Remarquons que les théories écologiques modernes ne sont pas si éloignées, finalement, des thèses rousseauistes. Le retour à la nature que nous avons connu dans les années soixante-dix (élever des moutons dans le Larzac, etc.) s’en rapprochait. Conscients de la faillite de la science et de la technique (pollution, déforestation, changement climatique), nous aspirons tous inconsciemment à retrouver un peu de verdure autour de nous ainsi qu’une vie plus simple, plus en harmonie avec la nature. Cette démarche, par ailleurs légitime, semble pourtant se fonder sur une réalité qui appartient déjà au passé et donc au rêve. Pour le moment, aucun retour en arrière ne se dessine très clairement. On commence seulement à prendre conscience qu’il serait temps de faire machine arrière et à réaliser que les réserves de la planète ne sont pas illimitées, pas plus d’ailleurs que sa capacité à se régénérer perpétuellement.
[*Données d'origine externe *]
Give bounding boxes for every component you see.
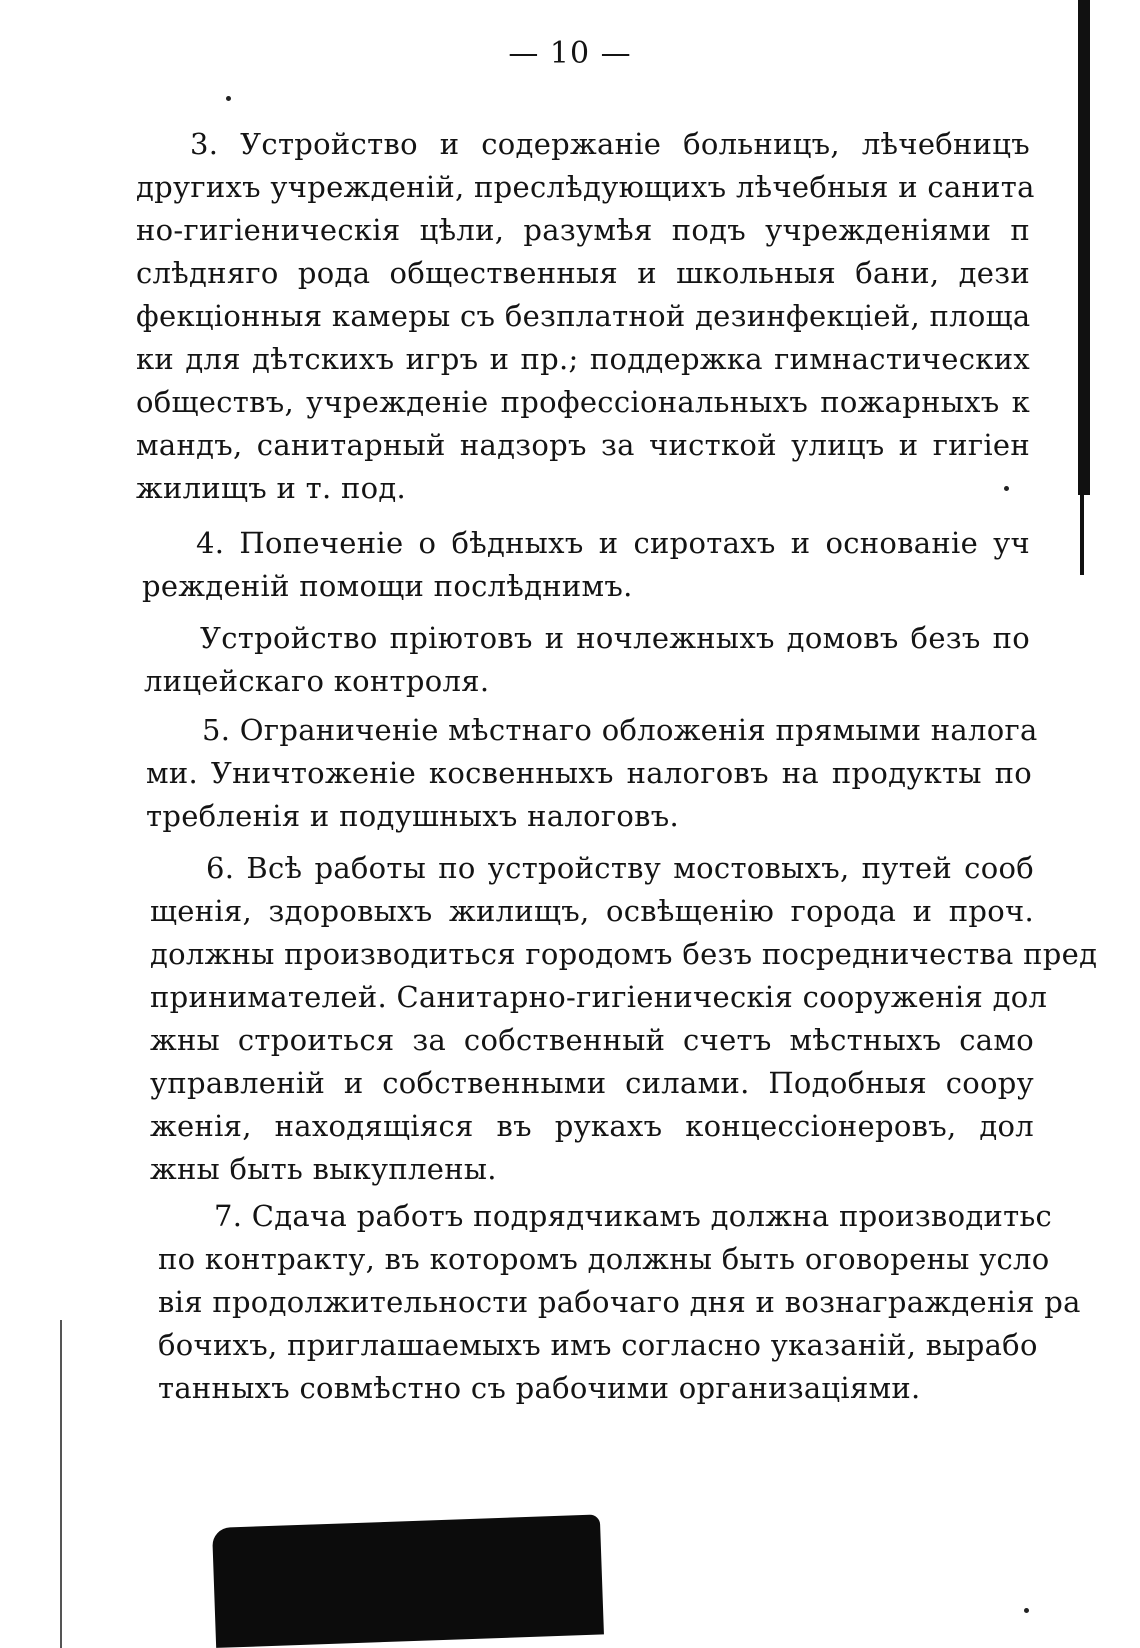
margin-scan-line xyxy=(60,1320,62,1648)
text-line: жны быть выкуплены. xyxy=(150,1152,497,1186)
text-line: обществъ, учрежденіе профессіональныхъ пожарныхъ к xyxy=(136,385,1030,419)
scan-speck xyxy=(226,96,231,101)
text-line: 3. Устройство и содержаніе больницъ, лѣчебницъ xyxy=(190,127,1030,161)
text-line: слѣдняго рода общественныя и школьныя бани, дези xyxy=(136,256,1030,290)
text-line: должны производиться городомъ безъ посредничества пред xyxy=(150,937,1098,971)
text-line: другихъ учрежденій, преслѣдующихъ лѣчебныя и санита xyxy=(136,170,1035,204)
text-line: 6. Всѣ работы по устройству мостовыхъ, путей сооб xyxy=(206,851,1034,885)
text-line: женія, находящіяся въ рукахъ концессіонеровъ, дол xyxy=(150,1109,1034,1143)
text-line: бочихъ, приглашаемыхъ имъ согласно указаній, вырабо xyxy=(158,1328,1038,1362)
scan-speck xyxy=(1024,1608,1029,1613)
text-line: жны строиться за собственный счетъ мѣстныхъ само xyxy=(150,1023,1034,1057)
ink-blot xyxy=(212,1514,604,1647)
text-line: требленія и подушныхъ налоговъ. xyxy=(146,799,680,833)
page-edge-shadow-tail xyxy=(1080,495,1084,575)
text-line: лицейскаго контроля. xyxy=(144,664,490,698)
text-line: мандъ, санитарный надзоръ за чисткой улицъ и гигіен xyxy=(136,428,1030,462)
text-line: режденій помощи послѣднимъ. xyxy=(142,569,633,603)
text-line: Устройство пріютовъ и ночлежныхъ домовъ безъ по xyxy=(200,621,1030,655)
text-line: по контракту, въ которомъ должны быть оговорены усло xyxy=(158,1242,1050,1276)
text-line: 7. Сдача работъ подрядчикамъ должна производитьс xyxy=(214,1199,1053,1233)
text-line: вія продолжительности рабочаго дня и вознагражденія ра xyxy=(158,1285,1081,1319)
text-line: принимателей. Санитарно-гигіеническія сооруженія дол xyxy=(150,980,1048,1014)
text-line: жилищъ и т. под. xyxy=(136,471,407,505)
text-line: управленій и собственными силами. Подобныя соору xyxy=(150,1066,1034,1100)
text-line: фекціонныя камеры съ безплатной дезинфекціей, площа xyxy=(136,299,1031,333)
text-line: танныхъ совмѣстно съ рабочими организаціями. xyxy=(158,1371,921,1405)
page-number: — 10 — xyxy=(508,36,632,71)
scan-speck xyxy=(1004,486,1009,491)
page-edge-shadow xyxy=(1078,0,1090,495)
text-line: ки для дѣтскихъ игръ и пр.; поддержка гимнастических xyxy=(136,342,1030,376)
text-line: 5. Ограниченіе мѣстнаго обложенія прямыми налога xyxy=(202,713,1038,747)
text-line: щенія, здоровыхъ жилищъ, освѣщенію города и проч. xyxy=(150,894,1034,928)
text-line: но-гигіеническія цѣли, разумѣя подъ учрежденіями п xyxy=(136,213,1030,247)
text-line: 4. Попеченіе о бѣдныхъ и сиротахъ и основаніе уч xyxy=(196,526,1030,560)
text-line: ми. Уничтоженіе косвенныхъ налоговъ на продукты по xyxy=(146,756,1032,790)
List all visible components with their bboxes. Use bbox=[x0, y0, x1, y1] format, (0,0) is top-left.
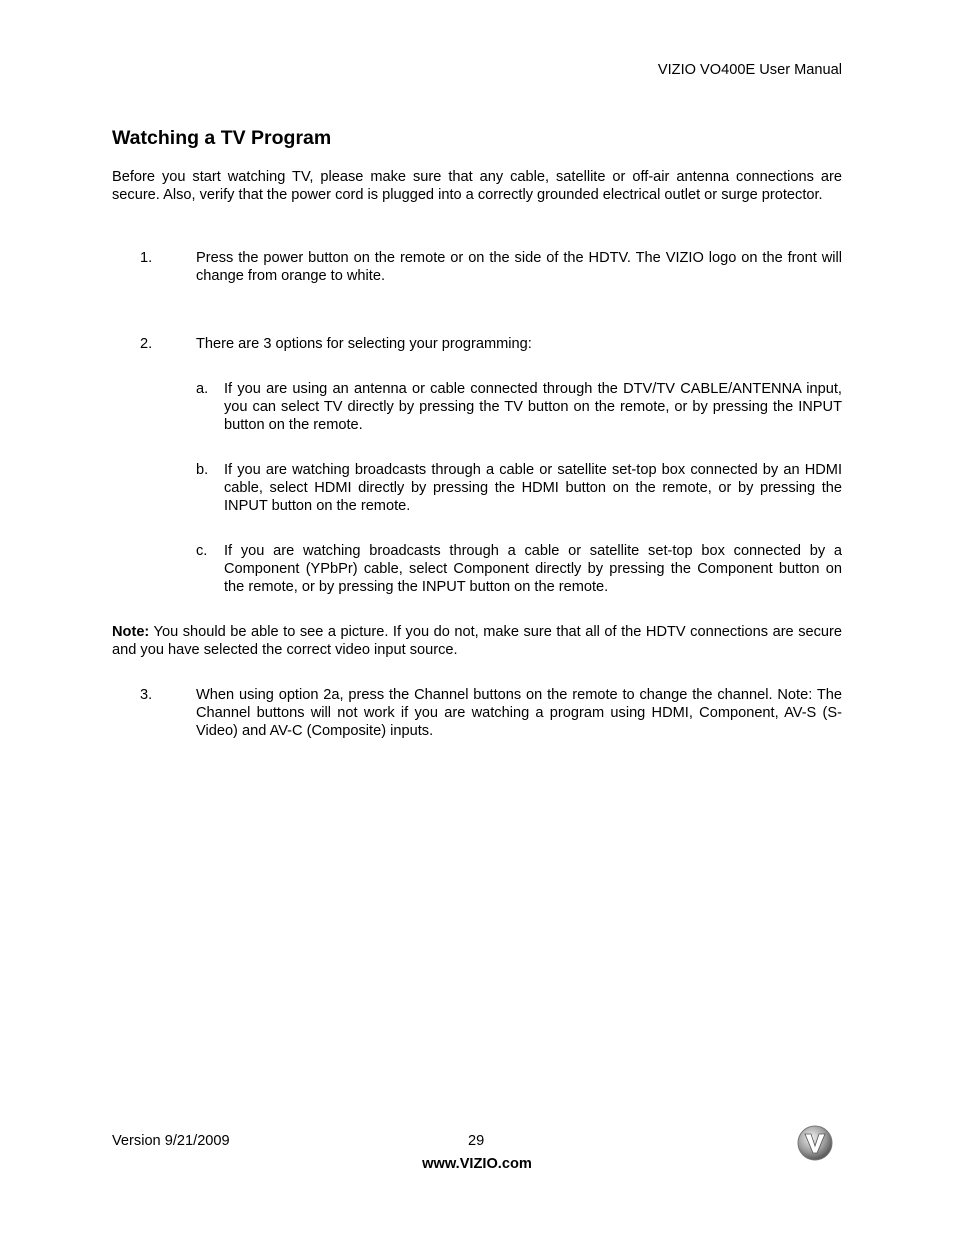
vizio-v-logo-icon bbox=[796, 1124, 834, 1162]
option-letter: c. bbox=[196, 543, 208, 559]
option-letter: a. bbox=[196, 381, 209, 397]
footer-url: www.VIZIO.com bbox=[422, 1156, 532, 1172]
step-number: 3. bbox=[140, 687, 153, 703]
step-text: There are 3 options for selecting your programming: bbox=[196, 336, 532, 352]
option-text: If you are watching broadcasts through a cable or satellite set-top box connected by a Component (YPbPr) cable, select Component directly by pressing the Component button on the remote, or by pressing the INPUT button on the remote. bbox=[224, 543, 842, 595]
step-text: Press the power button on the remote or on the side of the HDTV. The VIZIO logo on the front will change from orange to white. bbox=[196, 250, 842, 284]
step-text: When using option 2a, press the Channel buttons on the remote to change the channel. Note: The Channel buttons will not work if you are watching a program using HDMI, Component, AV-S (S-Video) and AV-C (Composite) inputs. bbox=[196, 687, 842, 739]
option-letter: b. bbox=[196, 462, 209, 478]
note-text: You should be able to see a picture. If you do not, make sure that all of the HDTV connections are secure and you have selected the correct video input source. bbox=[112, 624, 842, 658]
manual-title: VIZIO VO400E User Manual bbox=[657, 62, 842, 78]
footer-version: Version 9/21/2009 bbox=[112, 1133, 230, 1149]
step-number: 2. bbox=[140, 336, 153, 352]
intro-paragraph: Before you start watching TV, please make sure that any cable, satellite or off-air antenna connections are secure. Also, verify that the power cord is plugged into a correctly grounded electrical outlet or surge protector. bbox=[112, 169, 842, 203]
page-title: Watching a TV Program bbox=[112, 127, 332, 149]
page-number: 29 bbox=[468, 1133, 485, 1149]
step-number: 1. bbox=[140, 250, 153, 266]
option-text: If you are using an antenna or cable connected through the DTV/TV CABLE/ANTENNA input, you can select TV directly by pressing the TV button on the remote, or by pressing the INPUT button on the remote. bbox=[224, 381, 842, 433]
note-label: Note: bbox=[112, 624, 150, 640]
option-text: If you are watching broadcasts through a cable or satellite set-top box connected by an HDMI cable, select HDMI directly by pressing the HDMI button on the remote, or by pressing the INPUT button on the remote. bbox=[224, 462, 842, 514]
note-paragraph bbox=[112, 623, 842, 659]
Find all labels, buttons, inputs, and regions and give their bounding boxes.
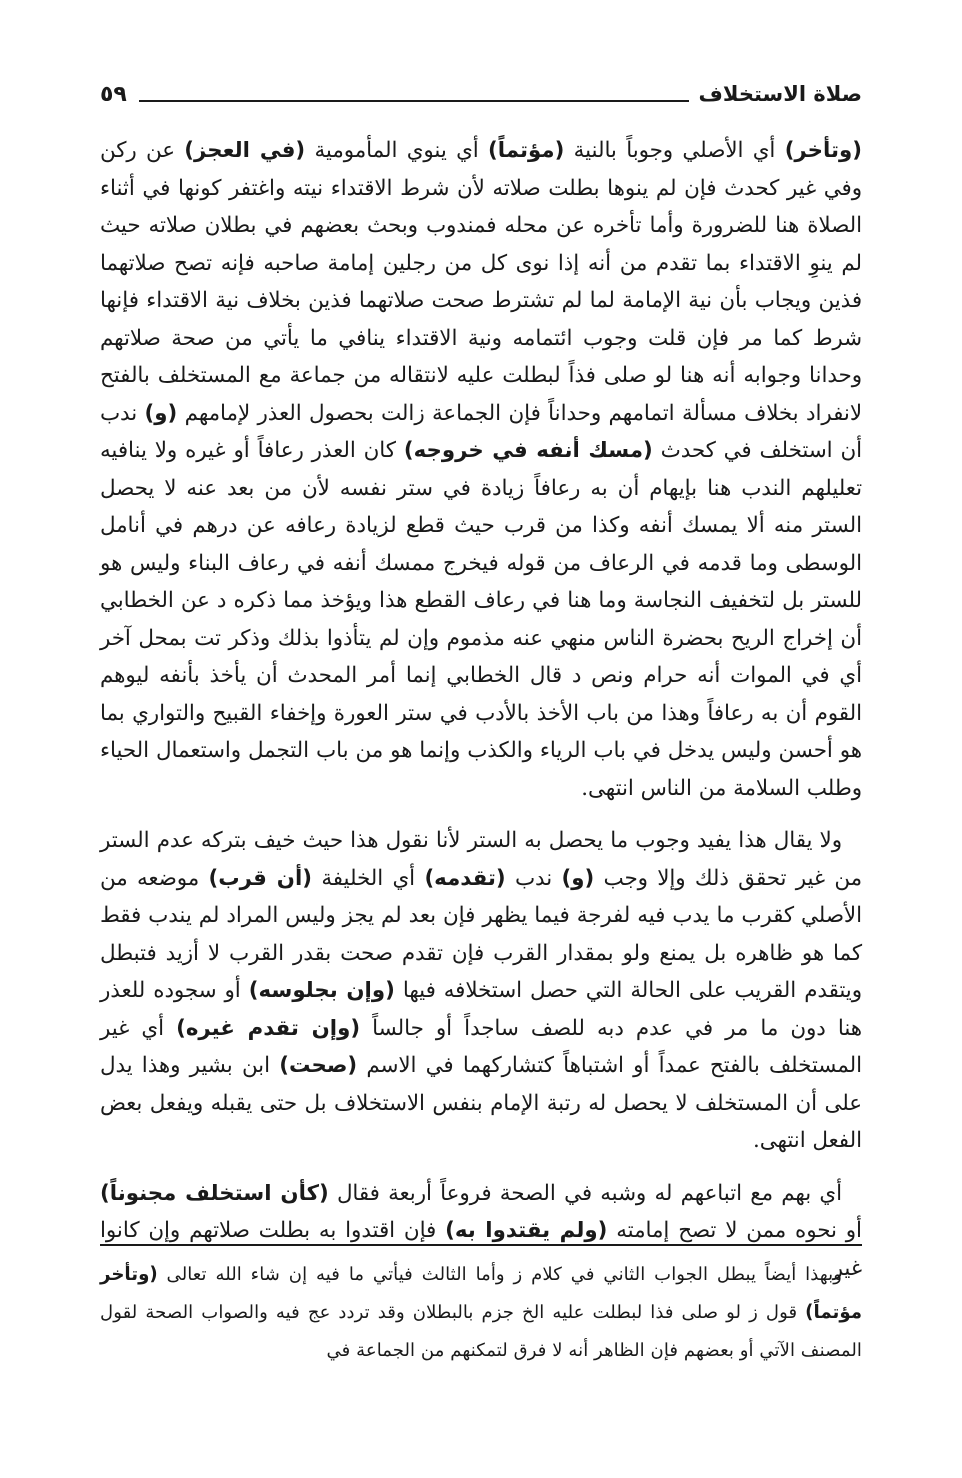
running-title: صلاة الاستخلاف [698, 82, 862, 106]
footnote-divider [100, 1244, 862, 1246]
matn-term: (أن قرب) [208, 865, 313, 891]
commentary-text: أي الخليفة [312, 865, 425, 891]
commentary-text: أي غير المستخلف بالفتح عمداً أو اشتباهاً كتشاركهما في الاسم [100, 1015, 862, 1078]
page-header [100, 74, 862, 114]
commentary-text: أي بهم مع اتباعهم له وشبه في الصحة فروعاً أربعة فقال [328, 1180, 842, 1206]
commentary-text: أو نحوه ممن لا تصح إمامته [607, 1218, 862, 1243]
matn-term: (في العجز) [184, 138, 306, 163]
paragraph-2 [100, 822, 862, 1160]
paragraph-1 [100, 132, 862, 807]
footnote-span: قول ز لو صلى فذا لبطلت عليه الخ جزم بالبطلان وقد تردد عج فيه والصواب الصحة لقول المصنف الآتي أو بعضهم فإن الظاهر أنه لا فرق لتمكنهم من الجماعة في [100, 1302, 862, 1361]
matn-term: (و) [561, 865, 595, 891]
commentary-text: ولا يقال هذا يفيد وجوب ما يحصل به الستر لأنا نقول هذا حيث خيف بتركه عدم الستر من غير تحقق ذلك وإلا وجب [100, 828, 862, 891]
commentary-text: أو سجوده للعذر هنا دون ما مر في عدم دبه للصف ساجداً أو جالساً [100, 978, 863, 1041]
commentary-text: أي الأصلي وجوباً بالنية [564, 138, 785, 163]
footnote-term: (وتأخر مؤتماً) [100, 1264, 862, 1323]
matn-term: (وتأخر) [784, 138, 862, 163]
commentary-text: عن ركن وفي غير كحدث فإن لم ينوها بطلت صلاته لأن شرط الاقتداء نيته واغتفر كونها في أثناء الصلاة هنا للضرورة وأما تأخره عن محله فمندوب وبحث بعضهم في بطلان صلاته حيث لم ينوِ الاقتداء بما تقدم من أنه إذا نوى كل من رجلين إمامة صاحبه فإنه تصح صلاتهما فذين ويجاب بأن نية الإمامة لما لم تشترط صحت صلاتهما فذين بخلاف نية الاقتداء فإنها شرط كما مر فإن قلت وجوب ائتمامه ونية الاقتداء ينافي ما يأتي من صحة صلاتهم وحدانا وجوابه أنه هنا لو صلى فذاً لبطلت عليه لانتقاله من جماعة مع المستخلف بالفتح لانفراد بخلاف مسألة اتمامهم وحداناً فإن الجماعة زالت بحصول العذر لإمامهم [100, 138, 863, 426]
matn-term: (و) [144, 400, 178, 426]
header-rule [139, 100, 689, 102]
matn-term: (مسك أنفه في خروجه) [403, 438, 653, 463]
matn-term: (وإن تقدم غيره) [176, 1015, 361, 1041]
commentary-text: موضعه من الأصلي كقرب ما يدب فيه لفرجة فيما يظهر فإن بعد لم يجز وليس المراد لم يندب فقط كما هو ظاهره بل يمنع ولو بمقدار القرب فإن تقدم صحت بقدر القرب لا أزيد فتبطل ويتقدم القريب على الحالة التي حصل استخلافه فيها [100, 865, 862, 1003]
commentary-text: ابن بشير وهذا يدل على أن المستخلف لا يحصل له رتبة الإمام بنفس الاستخلاف بل حتى يقبله ويفعل بعض الفعل انتهى. [100, 1053, 862, 1153]
footnote-paragraph [100, 1256, 862, 1370]
commentary-text: ندب [505, 865, 562, 891]
matn-term: (كأن استخلف مجنوناً) [100, 1180, 329, 1206]
commentary-text: ندب أن استخلف في كحدث [100, 400, 863, 463]
commentary-text: أي ينوي المأمومية [305, 138, 489, 163]
matn-term: (صحت) [279, 1053, 358, 1078]
commentary-text: كان العذر رعافاً أو غيره ولا ينافيه تعليلهم الندب هنا بإيهام أن به رعافاً زيادة في ستر نفسه لأن من بعد عنه لا يحصل الستر منه ألا يمسك أنفه وكذا من قرب حيث قطع لزيادة رعافه عن درهم في أنامل الوسطى وما قدمه في الرعاف من قوله فيخرج ممسك أنفه في رعاف البناء وليس هو للستر بل لتخفيف النجاسة وما هنا في رعاف القطع هذا ويؤخذ مما ذكره د عن الخطابي أن إخراج الريح بحضرة الناس منهي عنه مذموم وإن لم يتأذوا بذلك وذكر تت بمحل آخر أي في الموات أنه حرام ونص د قال الخطابي إنما أمر المحدث أن يأخذ بأنفه ليوهم القوم أن به رعافاً وهذا من باب الأخذ بالأدب في ستر العورة وإخفاء القبيح والتواري بما هو أحسن وليس يدخل في باب الرياء والكذب وإنما هو من باب التجمل واستعمال الحياء وطلب السلامة من الناس انتهى. [100, 438, 862, 801]
commentary-text: فإن اقتدوا به بطلت صلاتهم وإن كانوا غير [100, 1218, 862, 1281]
matn-term: (ولم يقتدوا به) [445, 1218, 608, 1243]
footnote-text [100, 1256, 862, 1370]
matn-term: (وإن بجلوسه) [248, 978, 395, 1003]
footnote-span: وبهذا أيضاً يبطل الجواب الثاني في كلام ز وأما الثالث فيأتي ما فيه إن شاء الله تعالى [157, 1264, 842, 1285]
matn-term: (تقدمه) [424, 865, 506, 891]
main-text [100, 132, 862, 1302]
page-number: ٥٩ [100, 81, 127, 107]
matn-term: (مؤتماً) [488, 138, 565, 163]
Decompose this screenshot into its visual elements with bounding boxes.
Le nouveau paradoxe, c’est que nous, qui avons contribué gravement à polluer la terre, sommes en train de demander au tiers-monde de limiter son expansion économique sous le prétexte que la planète est en danger. Autrement dit, nous nous tournons vers les contrées qui ne sont pas encore industrialisées ni fortement urbanisées pour leur suggérer de ne pas se développer et de rester finalement proches de ce monde sauvage que nous voudrions préserver pour notre plus grand profit. Le mythe du bon sauvage de Rousseau est donc devenu une réalité. Seul l’homme sauvage peut sauver la planète pour autant qu’il reste sauvage et sous-développé.